NOW READ: A new project tests how DeFi can power the trillion-dollar currency market in ‘future tokenised world’

“We’re not at instantaneous settlement yet, but coming from a world of T+2, 15 minutes is pretty darn good,” White said.

Adult in the room

Crypto is still in its infancy, learning lessons that TradFi resolved decades ago.

The FTX collapse, for instance, provided an object lesson in why stock exchanges aren’t allowed to hold customer assets — one that stock markets learned 90 years ago from the crash of 1929.

White has had a front row seat to many of these painful lessons. She watched the credit crisis unfold from the bond desks of Morgan Stanley in 2007.

She also recalled the Swiss central bank’s surprise 2015 decision to depeg its currency from the Euro, causing wild swings in the price of the Swiss franc that put many investors out of business.

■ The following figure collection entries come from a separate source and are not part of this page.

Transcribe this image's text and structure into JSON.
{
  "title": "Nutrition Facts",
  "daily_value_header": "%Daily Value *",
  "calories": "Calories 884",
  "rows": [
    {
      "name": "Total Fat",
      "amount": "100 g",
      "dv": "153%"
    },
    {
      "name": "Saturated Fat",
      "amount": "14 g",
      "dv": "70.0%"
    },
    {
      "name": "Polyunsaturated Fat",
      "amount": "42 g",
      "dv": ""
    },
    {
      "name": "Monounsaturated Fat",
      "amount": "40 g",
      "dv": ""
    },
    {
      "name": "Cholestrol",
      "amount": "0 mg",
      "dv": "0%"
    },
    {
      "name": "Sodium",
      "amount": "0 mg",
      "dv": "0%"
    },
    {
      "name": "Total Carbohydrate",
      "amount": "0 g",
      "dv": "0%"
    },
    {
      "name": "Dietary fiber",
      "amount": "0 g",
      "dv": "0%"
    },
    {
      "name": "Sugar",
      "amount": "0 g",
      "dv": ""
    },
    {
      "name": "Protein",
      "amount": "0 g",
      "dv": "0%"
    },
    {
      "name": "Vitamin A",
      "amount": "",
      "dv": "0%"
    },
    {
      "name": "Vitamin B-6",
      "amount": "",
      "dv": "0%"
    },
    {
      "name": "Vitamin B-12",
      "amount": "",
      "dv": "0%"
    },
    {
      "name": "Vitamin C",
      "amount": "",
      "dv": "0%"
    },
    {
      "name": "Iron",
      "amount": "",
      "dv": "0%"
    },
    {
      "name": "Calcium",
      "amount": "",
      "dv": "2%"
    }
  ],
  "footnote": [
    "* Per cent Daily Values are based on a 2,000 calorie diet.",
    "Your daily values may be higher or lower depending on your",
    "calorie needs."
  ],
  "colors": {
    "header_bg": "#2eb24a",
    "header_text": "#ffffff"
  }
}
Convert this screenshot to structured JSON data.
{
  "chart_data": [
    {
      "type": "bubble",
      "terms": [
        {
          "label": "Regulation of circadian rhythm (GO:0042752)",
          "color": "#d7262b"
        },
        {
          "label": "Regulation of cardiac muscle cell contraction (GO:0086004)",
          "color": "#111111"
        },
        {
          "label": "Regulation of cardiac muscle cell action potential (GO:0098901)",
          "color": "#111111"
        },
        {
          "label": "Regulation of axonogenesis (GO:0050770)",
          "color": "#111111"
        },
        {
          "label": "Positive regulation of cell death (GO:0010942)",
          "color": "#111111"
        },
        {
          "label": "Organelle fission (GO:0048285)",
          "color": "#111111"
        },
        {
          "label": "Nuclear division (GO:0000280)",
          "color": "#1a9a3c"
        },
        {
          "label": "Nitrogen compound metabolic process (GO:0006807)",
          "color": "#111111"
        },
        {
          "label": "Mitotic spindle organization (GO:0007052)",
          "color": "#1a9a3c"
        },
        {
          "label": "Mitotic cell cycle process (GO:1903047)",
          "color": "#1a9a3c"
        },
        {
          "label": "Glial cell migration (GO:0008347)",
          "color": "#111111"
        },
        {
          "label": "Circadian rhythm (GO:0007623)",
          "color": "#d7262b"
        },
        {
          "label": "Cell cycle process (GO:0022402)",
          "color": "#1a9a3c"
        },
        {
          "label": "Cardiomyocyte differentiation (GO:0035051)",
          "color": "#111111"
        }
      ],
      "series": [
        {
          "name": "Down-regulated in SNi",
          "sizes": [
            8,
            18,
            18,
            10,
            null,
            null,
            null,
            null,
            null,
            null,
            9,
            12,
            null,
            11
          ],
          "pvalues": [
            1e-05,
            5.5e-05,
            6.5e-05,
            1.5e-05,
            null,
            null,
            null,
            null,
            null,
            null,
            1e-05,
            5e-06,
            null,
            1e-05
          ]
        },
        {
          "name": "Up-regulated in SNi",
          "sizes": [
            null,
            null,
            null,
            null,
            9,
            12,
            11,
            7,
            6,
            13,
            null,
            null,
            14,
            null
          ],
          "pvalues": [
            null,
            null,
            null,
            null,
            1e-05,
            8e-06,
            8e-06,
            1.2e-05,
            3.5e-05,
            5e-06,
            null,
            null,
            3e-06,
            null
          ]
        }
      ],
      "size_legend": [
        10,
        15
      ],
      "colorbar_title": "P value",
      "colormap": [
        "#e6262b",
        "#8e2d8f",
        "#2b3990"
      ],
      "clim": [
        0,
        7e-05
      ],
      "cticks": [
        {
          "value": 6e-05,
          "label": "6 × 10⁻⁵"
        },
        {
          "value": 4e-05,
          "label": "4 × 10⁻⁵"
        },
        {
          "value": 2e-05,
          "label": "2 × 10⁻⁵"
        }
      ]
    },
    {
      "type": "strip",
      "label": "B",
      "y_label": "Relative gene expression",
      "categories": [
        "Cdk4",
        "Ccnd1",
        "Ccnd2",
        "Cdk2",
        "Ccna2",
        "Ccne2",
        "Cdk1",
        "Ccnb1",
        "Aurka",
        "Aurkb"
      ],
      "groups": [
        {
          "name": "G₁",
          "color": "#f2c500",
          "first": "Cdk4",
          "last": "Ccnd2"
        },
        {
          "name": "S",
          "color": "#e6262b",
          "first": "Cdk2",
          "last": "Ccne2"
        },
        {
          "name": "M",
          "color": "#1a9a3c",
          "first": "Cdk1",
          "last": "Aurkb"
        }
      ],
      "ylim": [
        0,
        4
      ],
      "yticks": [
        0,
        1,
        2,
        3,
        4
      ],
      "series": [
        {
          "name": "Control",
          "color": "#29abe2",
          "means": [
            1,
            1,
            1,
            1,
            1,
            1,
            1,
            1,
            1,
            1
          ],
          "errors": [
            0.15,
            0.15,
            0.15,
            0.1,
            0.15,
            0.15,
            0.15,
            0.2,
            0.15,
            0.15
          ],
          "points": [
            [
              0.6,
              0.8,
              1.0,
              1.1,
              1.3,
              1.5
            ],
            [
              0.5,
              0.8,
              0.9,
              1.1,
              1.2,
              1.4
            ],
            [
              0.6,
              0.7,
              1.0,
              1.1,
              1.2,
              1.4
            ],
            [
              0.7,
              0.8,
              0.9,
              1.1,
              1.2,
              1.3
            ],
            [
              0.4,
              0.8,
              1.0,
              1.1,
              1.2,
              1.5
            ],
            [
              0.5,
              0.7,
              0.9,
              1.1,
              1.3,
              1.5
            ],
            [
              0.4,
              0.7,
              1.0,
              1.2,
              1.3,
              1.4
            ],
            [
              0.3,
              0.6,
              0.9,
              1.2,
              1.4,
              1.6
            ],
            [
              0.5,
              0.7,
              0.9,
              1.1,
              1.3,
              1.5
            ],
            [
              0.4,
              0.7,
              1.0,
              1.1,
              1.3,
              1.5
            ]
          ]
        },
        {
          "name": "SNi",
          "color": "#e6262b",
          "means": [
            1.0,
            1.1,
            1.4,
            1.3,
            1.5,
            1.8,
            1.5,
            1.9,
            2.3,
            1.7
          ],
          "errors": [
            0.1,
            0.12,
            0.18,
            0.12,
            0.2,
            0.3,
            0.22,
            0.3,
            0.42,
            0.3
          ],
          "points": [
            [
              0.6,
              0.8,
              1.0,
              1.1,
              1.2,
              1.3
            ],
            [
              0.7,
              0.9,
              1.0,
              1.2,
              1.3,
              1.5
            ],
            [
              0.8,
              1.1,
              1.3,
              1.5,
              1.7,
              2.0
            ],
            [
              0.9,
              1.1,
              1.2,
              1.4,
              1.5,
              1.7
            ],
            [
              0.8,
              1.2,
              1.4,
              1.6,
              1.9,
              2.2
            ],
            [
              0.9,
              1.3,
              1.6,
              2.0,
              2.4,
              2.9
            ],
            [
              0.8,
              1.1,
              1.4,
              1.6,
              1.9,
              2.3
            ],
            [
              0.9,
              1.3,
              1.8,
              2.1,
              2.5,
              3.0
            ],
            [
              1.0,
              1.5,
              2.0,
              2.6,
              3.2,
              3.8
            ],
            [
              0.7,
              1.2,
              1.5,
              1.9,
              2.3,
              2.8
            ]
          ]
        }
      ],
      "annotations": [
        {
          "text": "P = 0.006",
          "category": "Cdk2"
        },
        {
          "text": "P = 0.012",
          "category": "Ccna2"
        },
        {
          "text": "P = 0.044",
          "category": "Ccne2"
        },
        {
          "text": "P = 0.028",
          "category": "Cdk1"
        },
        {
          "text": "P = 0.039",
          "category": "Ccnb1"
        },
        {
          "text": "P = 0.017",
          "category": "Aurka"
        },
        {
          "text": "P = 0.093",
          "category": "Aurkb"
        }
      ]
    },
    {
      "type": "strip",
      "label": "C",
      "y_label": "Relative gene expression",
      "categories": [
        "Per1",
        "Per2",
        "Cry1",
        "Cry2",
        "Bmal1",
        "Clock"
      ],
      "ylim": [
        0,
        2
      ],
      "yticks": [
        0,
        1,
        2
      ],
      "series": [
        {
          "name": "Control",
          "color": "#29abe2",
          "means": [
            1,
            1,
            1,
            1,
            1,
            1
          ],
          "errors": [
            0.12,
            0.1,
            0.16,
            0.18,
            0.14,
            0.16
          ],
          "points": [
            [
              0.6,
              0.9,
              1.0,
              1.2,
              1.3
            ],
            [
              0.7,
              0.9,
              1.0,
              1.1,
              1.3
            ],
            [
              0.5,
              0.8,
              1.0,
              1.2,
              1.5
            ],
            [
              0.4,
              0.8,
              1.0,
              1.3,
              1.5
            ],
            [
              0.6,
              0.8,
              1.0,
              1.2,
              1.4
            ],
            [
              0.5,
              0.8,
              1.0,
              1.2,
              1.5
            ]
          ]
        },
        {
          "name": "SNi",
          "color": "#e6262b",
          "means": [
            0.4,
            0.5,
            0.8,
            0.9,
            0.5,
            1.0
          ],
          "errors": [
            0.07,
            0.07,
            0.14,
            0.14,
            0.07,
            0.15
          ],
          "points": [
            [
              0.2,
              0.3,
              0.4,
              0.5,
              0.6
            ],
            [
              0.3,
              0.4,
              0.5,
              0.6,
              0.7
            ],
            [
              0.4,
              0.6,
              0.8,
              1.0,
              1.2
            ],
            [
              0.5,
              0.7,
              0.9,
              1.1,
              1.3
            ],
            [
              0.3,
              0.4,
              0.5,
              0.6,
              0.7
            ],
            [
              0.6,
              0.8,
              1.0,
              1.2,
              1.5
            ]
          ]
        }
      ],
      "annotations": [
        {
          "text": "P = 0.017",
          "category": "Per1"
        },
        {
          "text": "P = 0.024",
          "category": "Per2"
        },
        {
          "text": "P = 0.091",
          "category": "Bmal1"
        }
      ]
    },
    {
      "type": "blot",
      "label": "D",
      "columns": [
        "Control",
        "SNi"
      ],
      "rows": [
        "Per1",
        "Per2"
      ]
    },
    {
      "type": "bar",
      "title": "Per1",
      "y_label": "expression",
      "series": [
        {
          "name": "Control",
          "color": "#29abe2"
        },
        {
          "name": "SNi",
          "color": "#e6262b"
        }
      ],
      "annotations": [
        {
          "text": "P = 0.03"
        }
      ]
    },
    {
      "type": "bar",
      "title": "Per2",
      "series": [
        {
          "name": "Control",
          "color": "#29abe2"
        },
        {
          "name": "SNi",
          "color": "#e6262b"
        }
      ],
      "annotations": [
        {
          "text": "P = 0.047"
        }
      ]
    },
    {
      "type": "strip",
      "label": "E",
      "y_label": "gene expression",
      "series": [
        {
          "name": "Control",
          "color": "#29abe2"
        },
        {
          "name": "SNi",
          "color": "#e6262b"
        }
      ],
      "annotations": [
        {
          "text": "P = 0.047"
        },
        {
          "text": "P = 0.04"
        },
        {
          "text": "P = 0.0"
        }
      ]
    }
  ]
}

That kind of shock event has inspired traditional exchanges to introduce measures that protect investors when unusual volatility hits.

NOW READ: Government clampdown threatens to ‘kill’ crypto industry, Blockchain Australia CEO warns

Often these measures are imposed by regulators. The US Securities and Exchange Commission, for instance, demands that stock exchanges implement circuit breakers — they must stop trading when pricing indexes hit certain levels.

But those safeguards don’t exist as consistently across crypto exchanges, forcing B2C2 “to be careful with our integration to them,” White said.

The perceived lack of control means B2C2 may not make orders, but only take liquidity at those exchanges, White said.

Real inflows

For industry purists, measures like these are antithetical to crypto’s entire point — the decentralisation and disintermediation of financial markets.

But for White, it’s not about shoehorning crypto into TradFi market structure, but applying TradFi’s painful lessons to make crypto fit for purpose.

It’s only with strong institutional participation that crypto will see real inflows of capital and liquidity, as that will make retail customers become more comfortable with investing.

That’s the exciting proposition of a BlackRock Bitcoin ETF. If investors can access a crypto ETF through their Fidelity or Robinhood account, that lowers the barrier to entry.

NOW READ: Fidelity races BlackRock to a Bitcoin ETF — but Cathie Wood’s Ark is first in line

Average daily trading volumes for US ETFs hit $141.6 billion in the second quarter of 2023, White said.

“Think about if a small portion of that moves over to crypto,” she added.